2009 marks the 200th anniversary of Charles Darwin's birth and the 150th anniversary of the publication of his groundbreaking work, The Origin of Species. Since that time, many more scientific milestones have occurred in our understanding of evolution and genetics.
Charles Darwin, the Father of Evolution, is born.
Darwin Publishes On the Origin of Species
Radical in sweep, Darwin's On the Origin of Species by Means of Natural Selection, or The Preservation of Favoured Races in the Struggle for Life forces a rethinking of humankind's place in the natural world. Darwin ends his groundbreaking book with these words:
"…There is grandeur in this view of life, with its several powers, having been originally breathed into a few forms or into one; and that, whilst this planet has gone cycling on according to the fixed law of gravity, from so simple a beginning endless forms most beautiful and most wonderful have been, and are being, evolved."
— Charles Robert Darwin,
from On the Origin of Species (1859)
Darwin studies inheritance in organisms from peas to pigeons and produces variations over generations. But he does not know why living things resemble their parents or display certain traits.
The Discovery of DNA
Using x-ray data collected by scientist Rosalind Franklin, fellow scientists James D. Watson and Francis Crick propose the double helix structure of the DNA molecule.
DNA, or deoxyribonucleic acid, is the hereditary material in humans and almost all other living things. Our genetic "code" is assembled from four chemicals: adenine (A), guanine (G), cytosine (C), and thymine (T). The order, or sequence, of these chemicals determines how an organism will be built and maintained—similar to how letters of the alphabet may be combined to form words and sentences.
Human Genome Sequenced
Begun in 1990 and completed in 2003, the Human Genome Project now gives us the ability, for the first time, to read nature's complete genetic blueprint for building a human being. Sponsored by the U.S. Department of Energy and the NIH, the project has created the field of genomics—understanding genetic material on a large scale—and jump-started what some call the "biology century." Scientists are building on the knowledge, resources, and technologies resulting from the Human Genome Project to better understand genetic contributions to human health. As a result, the field of genomic medicine was born. Genetics is playing an increasingly important role in how we diagnose, monitor, and treat diseases.
Evolution in Medicine:
Combating New Infectious Diseases
In late 2002, several hundred people in China came down with a severe form of pneumonia caused by an unknown infection. Called "severe acute respiratory syndrome," or SARS, the disease soon spread to Vietnam, Hong Kong, and Canada and led to hundreds of deaths. In March 2003, a team of researchers at the University of California, San Francisco, received samples of a virus isolated from the tissues of a SARS patient.

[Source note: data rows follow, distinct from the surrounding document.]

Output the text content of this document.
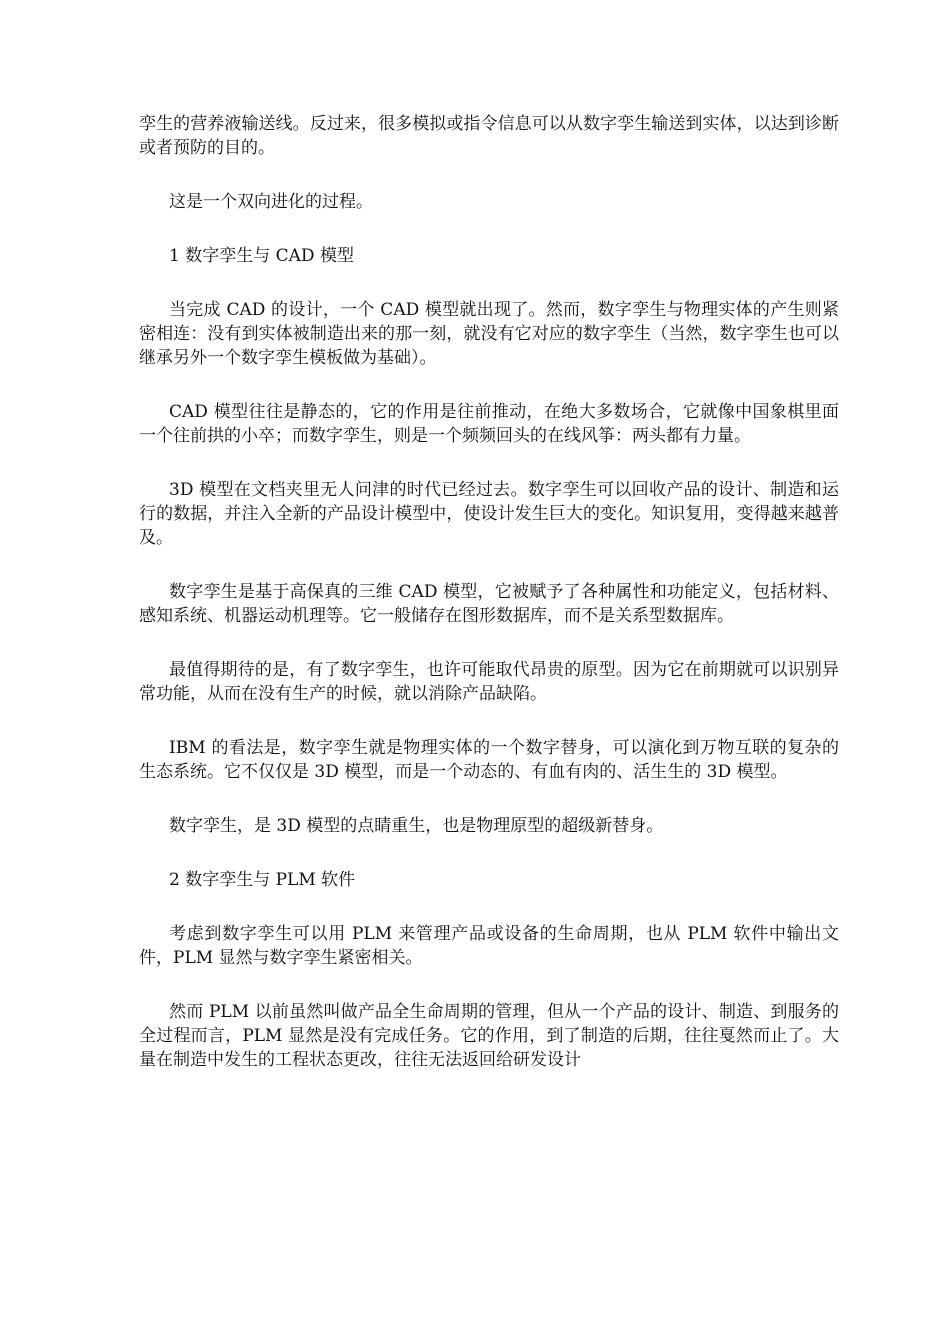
孪生的营养液输送线。反过来，很多模拟或指令信息可以从数字孪生输送到实体，以达到诊断或者预防的目的。

这是一个双向进化的过程。

1 数字孪生与 CAD 模型

当完成 CAD 的设计，一个 CAD 模型就出现了。然而，数字孪生与物理实体的产生则紧密相连：没有到实体被制造出来的那一刻，就没有它对应的数字孪生（当然，数字孪生也可以继承另外一个数字孪生模板做为基础）。

CAD 模型往往是静态的，它的作用是往前推动，在绝大多数场合，它就像中国象棋里面一个往前拱的小卒；而数字孪生，则是一个频频回头的在线风筝：两头都有力量。

3D 模型在文档夹里无人问津的时代已经过去。数字孪生可以回收产品的设计、制造和运行的数据，并注入全新的产品设计模型中，使设计发生巨大的变化。知识复用，变得越来越普及。

数字孪生是基于高保真的三维 CAD 模型，它被赋予了各种属性和功能定义，包括材料、感知系统、机器运动机理等。它一般储存在图形数据库，而不是关系型数据库。

最值得期待的是，有了数字孪生，也许可能取代昂贵的原型。因为它在前期就可以识别异常功能，从而在没有生产的时候，就以消除产品缺陷。

IBM 的看法是，数字孪生就是物理实体的一个数字替身，可以演化到万物互联的复杂的生态系统。它不仅仅是 3D 模型，而是一个动态的、有血有肉的、活生生的 3D 模型。

数字孪生，是 3D 模型的点睛重生，也是物理原型的超级新替身。

2 数字孪生与 PLM 软件

考虑到数字孪生可以用 PLM 来管理产品或设备的生命周期，也从 PLM 软件中输出文件，PLM 显然与数字孪生紧密相关。

然而 PLM 以前虽然叫做产品全生命周期的管理，但从一个产品的设计、制造、到服务的全过程而言，PLM 显然是没有完成任务。它的作用，到了制造的后期，往往戛然而止了。大量在制造中发生的工程状态更改，往往无法返回给研发设计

Using a new technology known as a DNA microarray, within 24 hours the researchers had identified the virus as a previously unknown member of a particular family of viruses—a result confirmed by other researchers using different techniques. Immediately, work began on a blood test to identify people with the disease (so they could be quarantined), on treatments for the disease, and on vaccines to prevent infection with the virus.
The Find Out More
An understanding of evolution was essential in identifying the SARS virus. The genetic material in the virus was similar to that of other viruses because it had evolved from the same ancestor virus. Also, knowing the evolutionary history of the SARS virus gave scientists important clues about the disease, such as how it is spread. Knowing the evolutionary origins of human infectious agents will be critical in the future as existing agents evolve into new and more dangerous forms.